Background/Purpose: Currently available diagnostic tests for inflammatory arthritis lack sufficient sensitivity and specificity, often requiring the integration of clinical manifestations with physician expertise for accurate diagnosis. Urine is a noninvasive and easily accessible specimen that represents a promising diagnostic tool. This study aimed to identify novel urinary proteomic biomarkers in ankylosing spondylitis (AS) and evaluate their associations with clinical parameters and disease activity.

Methods: Urine protein profiling was performed on samples from 20 patients with AS and 10 control subjects, each with rheumatoid arthritis (RA), gout, or healthy controls (HC), using label-free quantitative proteomics. Differentially expressed proteins were identified using MaxQuant and the UniProt database (fold change ≥ 1.5, p < 0.05).
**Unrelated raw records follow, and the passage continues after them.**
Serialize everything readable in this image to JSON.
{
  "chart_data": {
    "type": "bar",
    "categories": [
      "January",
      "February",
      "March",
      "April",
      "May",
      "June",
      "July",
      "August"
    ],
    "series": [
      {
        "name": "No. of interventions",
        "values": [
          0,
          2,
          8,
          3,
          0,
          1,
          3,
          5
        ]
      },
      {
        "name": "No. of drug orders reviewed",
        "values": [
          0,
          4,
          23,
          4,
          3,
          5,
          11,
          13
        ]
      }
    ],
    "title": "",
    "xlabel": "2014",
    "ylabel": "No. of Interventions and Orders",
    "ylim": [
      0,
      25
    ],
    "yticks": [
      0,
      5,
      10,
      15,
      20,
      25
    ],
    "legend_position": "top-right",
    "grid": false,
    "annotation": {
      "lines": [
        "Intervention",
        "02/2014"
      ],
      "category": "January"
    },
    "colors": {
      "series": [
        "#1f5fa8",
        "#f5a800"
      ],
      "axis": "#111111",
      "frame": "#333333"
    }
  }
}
Selected proteins were validated by Western blot analysis and further assessed by ELISA in an independent cohort of 75 AS patients and 37 HC. Associations between protein levels and clinical parameters, including BASDAI and ASDAS-CRP, were also analyzed.
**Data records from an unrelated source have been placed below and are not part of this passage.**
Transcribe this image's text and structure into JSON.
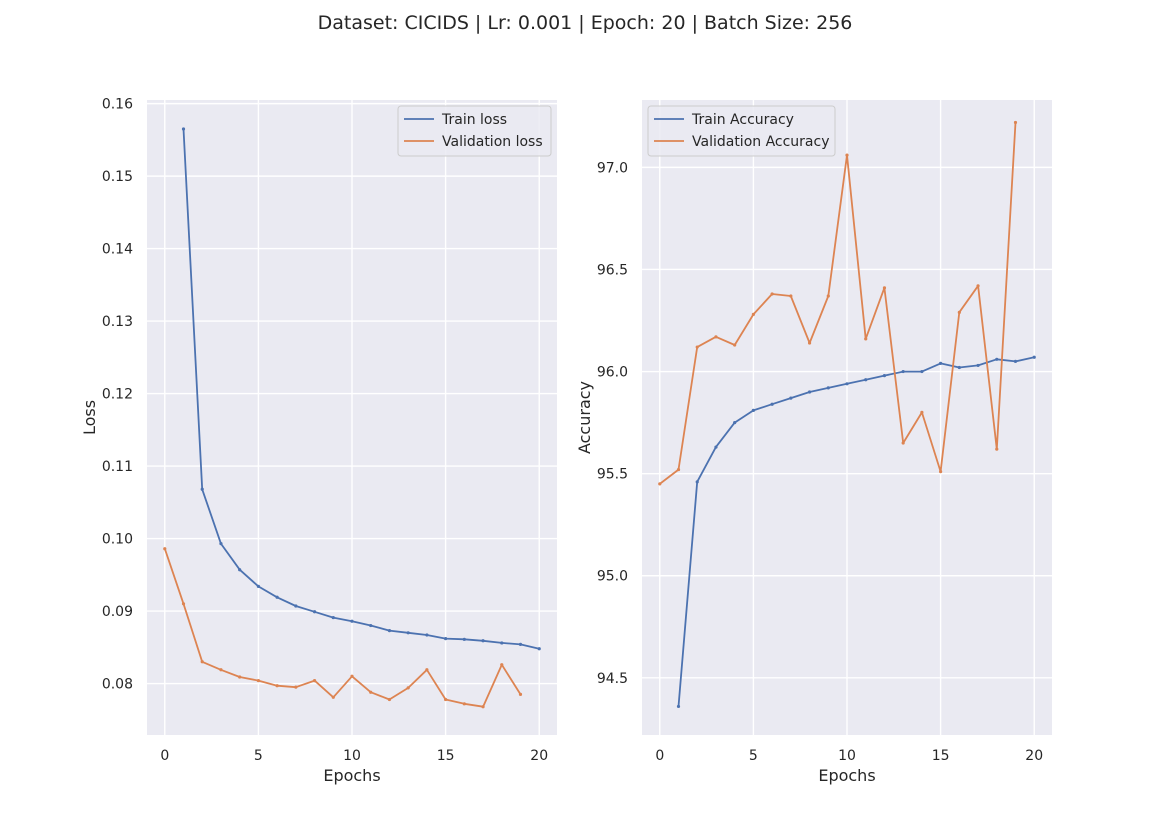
{
  "figure": {
    "title": "Dataset: CICIDS | Lr: 0.001 | Epoch: 20 | Batch Size: 256"
  },
  "colors": {
    "background": "#eaeaf2",
    "grid": "#ffffff",
    "train": "#4c72b0",
    "validation": "#dd8452"
  },
  "chart_data": [
    {
      "type": "line",
      "title": "",
      "xlabel": "Epochs",
      "ylabel": "Loss",
      "xlim": [
        -0.95,
        20.95
      ],
      "ylim": [
        0.0729,
        0.1605
      ],
      "xticks": [
        0,
        5,
        10,
        15,
        20
      ],
      "yticks": [
        0.08,
        0.09,
        0.1,
        0.11,
        0.12,
        0.13,
        0.14,
        0.15,
        0.16
      ],
      "ytick_labels": [
        "0.08",
        "0.09",
        "0.10",
        "0.11",
        "0.12",
        "0.13",
        "0.14",
        "0.15",
        "0.16"
      ],
      "grid": true,
      "legend": "upper right",
      "series": [
        {
          "name": "Train loss",
          "color": "#4c72b0",
          "x": [
            1,
            2,
            3,
            4,
            5,
            6,
            7,
            8,
            9,
            10,
            11,
            12,
            13,
            14,
            15,
            16,
            17,
            18,
            19,
            20
          ],
          "y": [
            0.1565,
            0.1068,
            0.0993,
            0.0957,
            0.0934,
            0.0919,
            0.0907,
            0.0899,
            0.0891,
            0.0886,
            0.088,
            0.0873,
            0.087,
            0.0867,
            0.0862,
            0.0861,
            0.0859,
            0.0856,
            0.0854,
            0.0848
          ]
        },
        {
          "name": "Validation loss",
          "color": "#dd8452",
          "x": [
            0,
            1,
            2,
            3,
            4,
            5,
            6,
            7,
            8,
            9,
            10,
            11,
            12,
            13,
            14,
            15,
            16,
            17,
            18,
            19
          ],
          "y": [
            0.0986,
            0.091,
            0.083,
            0.0819,
            0.0809,
            0.0804,
            0.0797,
            0.0795,
            0.0804,
            0.0781,
            0.081,
            0.0788,
            0.0778,
            0.0794,
            0.0819,
            0.0778,
            0.0772,
            0.0768,
            0.0826,
            0.0785
          ]
        }
      ]
    },
    {
      "type": "line",
      "title": "",
      "xlabel": "Epochs",
      "ylabel": "Accuracy",
      "xlim": [
        -0.95,
        20.95
      ],
      "ylim": [
        94.22,
        97.33
      ],
      "xticks": [
        0,
        5,
        10,
        15,
        20
      ],
      "yticks": [
        94.5,
        95.0,
        95.5,
        96.0,
        96.5,
        97.0
      ],
      "ytick_labels": [
        "94.5",
        "95.0",
        "95.5",
        "96.0",
        "96.5",
        "97.0"
      ],
      "grid": true,
      "legend": "upper left",
      "series": [
        {
          "name": "Train Accuracy",
          "color": "#4c72b0",
          "x": [
            1,
            2,
            3,
            4,
            5,
            6,
            7,
            8,
            9,
            10,
            11,
            12,
            13,
            14,
            15,
            16,
            17,
            18,
            19,
            20
          ],
          "y": [
            94.36,
            95.46,
            95.63,
            95.75,
            95.81,
            95.84,
            95.87,
            95.9,
            95.92,
            95.94,
            95.96,
            95.98,
            96.0,
            96.0,
            96.04,
            96.02,
            96.03,
            96.06,
            96.05,
            96.07
          ]
        },
        {
          "name": "Validation Accuracy",
          "color": "#dd8452",
          "x": [
            0,
            1,
            2,
            3,
            4,
            5,
            6,
            7,
            8,
            9,
            10,
            11,
            12,
            13,
            14,
            15,
            16,
            17,
            18,
            19
          ],
          "y": [
            95.45,
            95.52,
            96.12,
            96.17,
            96.13,
            96.28,
            96.38,
            96.37,
            96.14,
            96.37,
            97.06,
            96.16,
            96.41,
            95.65,
            95.8,
            95.51,
            96.29,
            96.42,
            95.62,
            97.22
          ]
        }
      ]
    }
  ]
}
Results: Urine proteins were analyzed by liquid chromatography and tandem mass spectrometry, identifying 1,975 proteins. Among them, AMY1A, SDC1, and PIK3IP1 were selected as candidate biomarkers based on high-fold changes and statistical significance. Western blot analysis confirmed significantly higher expression of these proteins in AS patients compared to those with RA, gout, and HC, supporting the proteomic findings (Figure 1). Receiver operating characteristic (ROC) curve analysis demonstrated good diagnostic performance, with the individual area under the curve (AUC) values of 0.812 (AMY1A), 0.875 (SDC1), and 0.852 (PIK3IP1). Notably, the combination of all three markers yielded an improved AUC of 0.973, indicating enhanced diagnostic accuracy with multiplexed analysis. In the validation cohort, ELISA assay confirmed that PIK3IP1 and SDC1 levels were significantly elevated in AS patients (p = 0.0082 and 0.0179, respectively), whereas AMY1A showed no significant difference (p = 0.7058) (Figure 2). No significant correlations were found between the three biomarkers and disease activity indices such as BASDAI or ASDAS-CRP. However, AMY1A levels were related to a history of enthesitis, and PIK3IP1 levels were associated with underlying hypertension (Table 1).

Conclusion: AMY1A, SDC1, and PIK3IP1 were identified as potential urinary biomarkers for AS. Among them, PIK3IP1 and SDC1 showed significantly higher levels in AS patients and demonstrated good diagnostic performance. While these markers were not associated with disease activity scores, these results suggest their potential utility in AS diagnosis.